A solid gold pyramid with a sphinx in one’s own likeness, stocked with one’s personal effects for use in the afterlife, is something categorically different. It is not an invitation. It is a declaration. It says: I was here, I was enormous, and I intend to remain so permanently, in this dimension and the next.

Psychologists who study narcissistic personality structures note that one of its hallmarks is the inability to conceive of a world in which the self is not the organizing principle — a compulsive need to make the external environment mirror the internal sense of grandiosity. Most people who exhibit these tendencies do so quietly, in their homes or offices. A small number become politicians. A smaller number still get to build things. Very rarely, across all of human history, has someone had the combination of resources, temperament, and cultural moment to attempt to make the grandiosity literal — to actually construct, in gold and stone, the monument that most of us only carry in our heads.
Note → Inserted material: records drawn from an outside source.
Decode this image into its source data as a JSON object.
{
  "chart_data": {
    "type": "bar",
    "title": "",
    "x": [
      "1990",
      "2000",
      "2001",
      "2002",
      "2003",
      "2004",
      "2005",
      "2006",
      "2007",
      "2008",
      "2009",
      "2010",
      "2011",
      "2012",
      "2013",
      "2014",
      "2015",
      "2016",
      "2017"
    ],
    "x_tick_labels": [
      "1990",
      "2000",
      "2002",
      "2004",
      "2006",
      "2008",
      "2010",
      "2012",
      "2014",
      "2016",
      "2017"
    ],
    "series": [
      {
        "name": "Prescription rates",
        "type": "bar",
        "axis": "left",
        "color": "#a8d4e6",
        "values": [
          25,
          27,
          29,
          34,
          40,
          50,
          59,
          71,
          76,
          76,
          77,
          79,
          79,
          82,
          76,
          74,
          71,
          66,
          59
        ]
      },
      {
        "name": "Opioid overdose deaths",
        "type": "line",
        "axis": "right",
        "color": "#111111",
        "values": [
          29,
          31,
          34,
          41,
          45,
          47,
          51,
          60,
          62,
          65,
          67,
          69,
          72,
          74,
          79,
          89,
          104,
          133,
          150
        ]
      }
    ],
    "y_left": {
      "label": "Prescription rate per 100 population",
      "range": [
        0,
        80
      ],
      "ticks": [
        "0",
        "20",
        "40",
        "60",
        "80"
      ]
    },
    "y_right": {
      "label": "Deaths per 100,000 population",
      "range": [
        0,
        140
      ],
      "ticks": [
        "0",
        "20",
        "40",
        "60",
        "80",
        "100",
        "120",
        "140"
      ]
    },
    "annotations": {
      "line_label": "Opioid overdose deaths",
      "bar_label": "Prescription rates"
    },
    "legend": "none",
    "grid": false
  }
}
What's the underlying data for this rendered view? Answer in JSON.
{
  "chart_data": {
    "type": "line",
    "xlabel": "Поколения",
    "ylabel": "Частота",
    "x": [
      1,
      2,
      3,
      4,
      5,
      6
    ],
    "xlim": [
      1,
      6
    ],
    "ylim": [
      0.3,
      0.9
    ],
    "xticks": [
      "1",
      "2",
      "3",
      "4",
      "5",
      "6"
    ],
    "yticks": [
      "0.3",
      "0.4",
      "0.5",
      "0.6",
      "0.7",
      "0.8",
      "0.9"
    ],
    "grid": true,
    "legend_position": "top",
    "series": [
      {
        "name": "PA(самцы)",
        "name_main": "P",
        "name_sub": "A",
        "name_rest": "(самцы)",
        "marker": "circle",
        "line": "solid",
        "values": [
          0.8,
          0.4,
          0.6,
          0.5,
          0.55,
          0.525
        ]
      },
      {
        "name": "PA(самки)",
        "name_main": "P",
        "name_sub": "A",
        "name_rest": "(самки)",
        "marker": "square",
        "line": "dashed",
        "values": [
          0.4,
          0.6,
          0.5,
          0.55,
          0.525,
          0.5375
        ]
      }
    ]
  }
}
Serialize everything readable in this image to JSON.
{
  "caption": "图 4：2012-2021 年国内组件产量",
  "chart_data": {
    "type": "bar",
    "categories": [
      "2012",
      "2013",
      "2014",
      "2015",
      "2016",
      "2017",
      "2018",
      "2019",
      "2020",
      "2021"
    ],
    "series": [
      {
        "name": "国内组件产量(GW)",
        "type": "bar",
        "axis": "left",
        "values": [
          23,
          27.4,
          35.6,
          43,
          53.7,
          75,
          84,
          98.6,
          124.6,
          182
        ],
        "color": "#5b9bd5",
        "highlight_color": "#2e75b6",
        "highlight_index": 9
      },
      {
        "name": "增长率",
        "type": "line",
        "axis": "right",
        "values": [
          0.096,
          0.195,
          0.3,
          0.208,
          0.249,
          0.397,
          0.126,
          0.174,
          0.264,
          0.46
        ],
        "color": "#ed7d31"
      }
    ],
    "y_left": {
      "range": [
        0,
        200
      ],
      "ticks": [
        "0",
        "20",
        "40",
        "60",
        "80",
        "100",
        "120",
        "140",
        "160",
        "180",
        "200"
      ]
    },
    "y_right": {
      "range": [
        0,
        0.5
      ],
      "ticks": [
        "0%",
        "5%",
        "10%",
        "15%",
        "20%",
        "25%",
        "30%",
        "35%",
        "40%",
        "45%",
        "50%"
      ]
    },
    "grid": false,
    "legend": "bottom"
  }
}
The pharaohs understood this impulse perfectly. They simply had the good sense not to also run a social media platform while doing it.

Whether the pyramid gets built is, ultimately, beside the point. The fact that it was imagined — that the first instinct upon contemplating one’s own legacy was not a library or a park or a foundation, but a tomb fit for a deity, stocked with golf scorecards and cable television — tells us something that no amount of marble and gold could obscure. The monument, in the end, is the man.